小売業者として、Amazonはたくさんの商品を売ることを目指す。当座預金口座を提供することにより、Amazonはより正確に消費者の金融的性格を把握することができ、それに基づいて消費者のスコアリングを行うことができるようになる。

このデータを活かしてAmazonは商品の販売を最適化することもできるが、スコアリングの本当の価値は「認証」と「格付け」にある。「認証」と「格付け」により、Amazonはその消費者にとって最適な金融商品を提案することができ、消費者は金融商品を普段のAmazonでの買い物と同じ方法で買うことができるのである。
ここでAmazonが消費者の画面に表示する金融商品は、あらかじめ第三者金融サービスや銀行がその消費者を「認証」したものだけだ。これにより、消費者は未だかつてない快適さで多彩な金融商品を購入することができるようになるのである。

JPMCとAmazonが提供する当座預金口座は、Amazonが金融商品を売るプラットフォームの一つ目にすぎない。この台本通りいけば、消費者が金融商品を探すときの第一想起を銀行ではなくAmazonがとる、ということになるかもしれない。

今後の展望

GAFAの金融サービス業進出に関して最も衝撃的だったのは、彼らが金融サービス自体から得られる利益に対してあまりこだわっていないということである。

これは、彼らが金融機関にはなろうとしていないということを意味する。規制という障害や、金融業界のルールの複雑さを考えると、彼らが金融機関になる意味は全くないということなのだろう。彼らが本当にいたいのは「金融機関と消費者の間」というレイヤーである。
その位置にいれば、ややこしい規制や大きな責任は全て金融機関に任せながら、彼らは求めていたユーザーデータとユーザーとのつながりを得ることができる。

金融サービス業界に進出する際に、GAFAや他の巨大IT企業たちは4つのアセットと1つの責任を持つ。

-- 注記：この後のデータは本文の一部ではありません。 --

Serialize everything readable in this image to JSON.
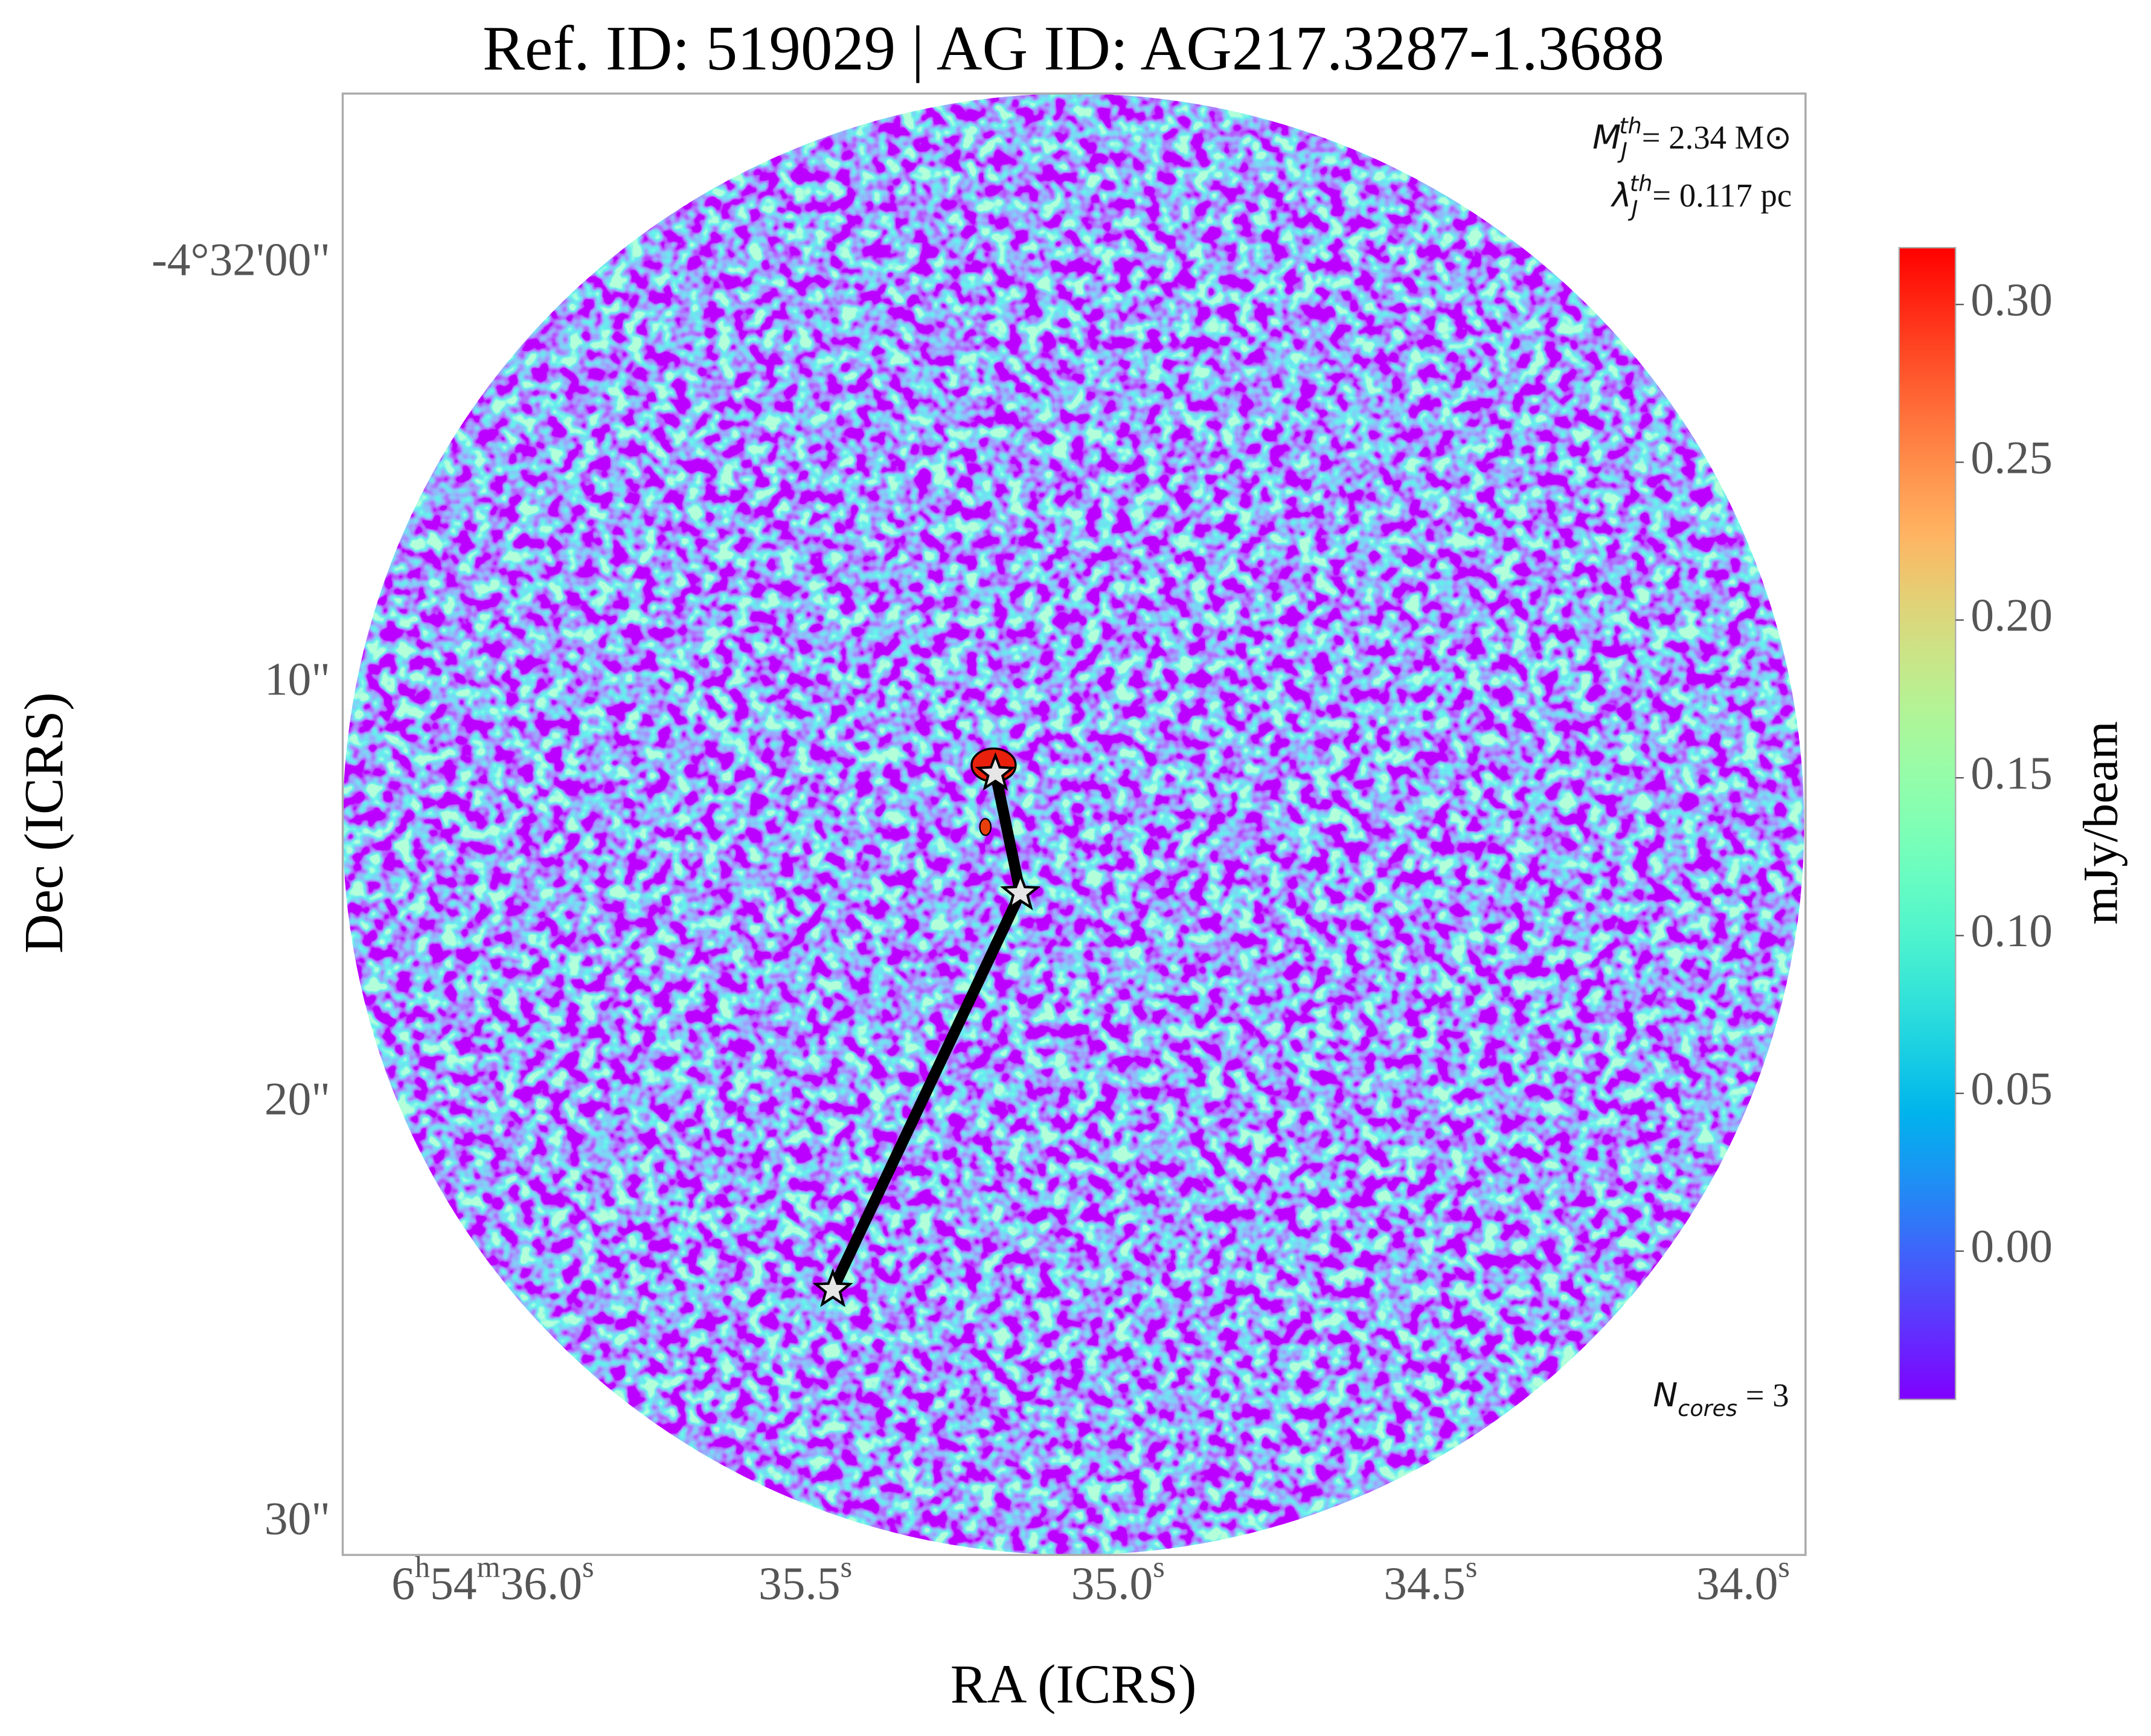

アセットとは、「何百万人ものアクティブな顧客」「何がユーザーを惹きつけるのかに関しての知見」「幅広い人材」「投資資金」であり、責任とは「自社のブランド」である。
GAFAのユーザーが新しい金融サービスを気に入らなければ、GAFAから既存のユーザーも離れていってしまうかもしれない。

ただ、仮に今回のFacebookの事件でユーザーの大幅な反動や規制強化が行われなければ、GAFAや巨大IT企業たちはブランドの棄損に慎重になる必要がなくなり金融サービス業への進出は成功するであろう。

GAFAの金融サービス業進出がうまくいけば、ユーザーは幅広い金融商品を低価格で購入することができるようになり、これはユーザーにとって素晴らしいことである。

そうなれば、ユーザーと銀行との関係性は大幅に希薄化し、「機能としての銀行」がだんだん現実味をおびてくる。このことは、既存の銀行の「コスト/利益」構造に衝撃を与えるであろう。

この激しすぎる変化に全ての銀行が対応できるとは思えまない。私たちはこれから大量の銀行の倒産や吸収合併を目にすることになるのだろうか。

銀行の明日には嵐が吹き荒れている。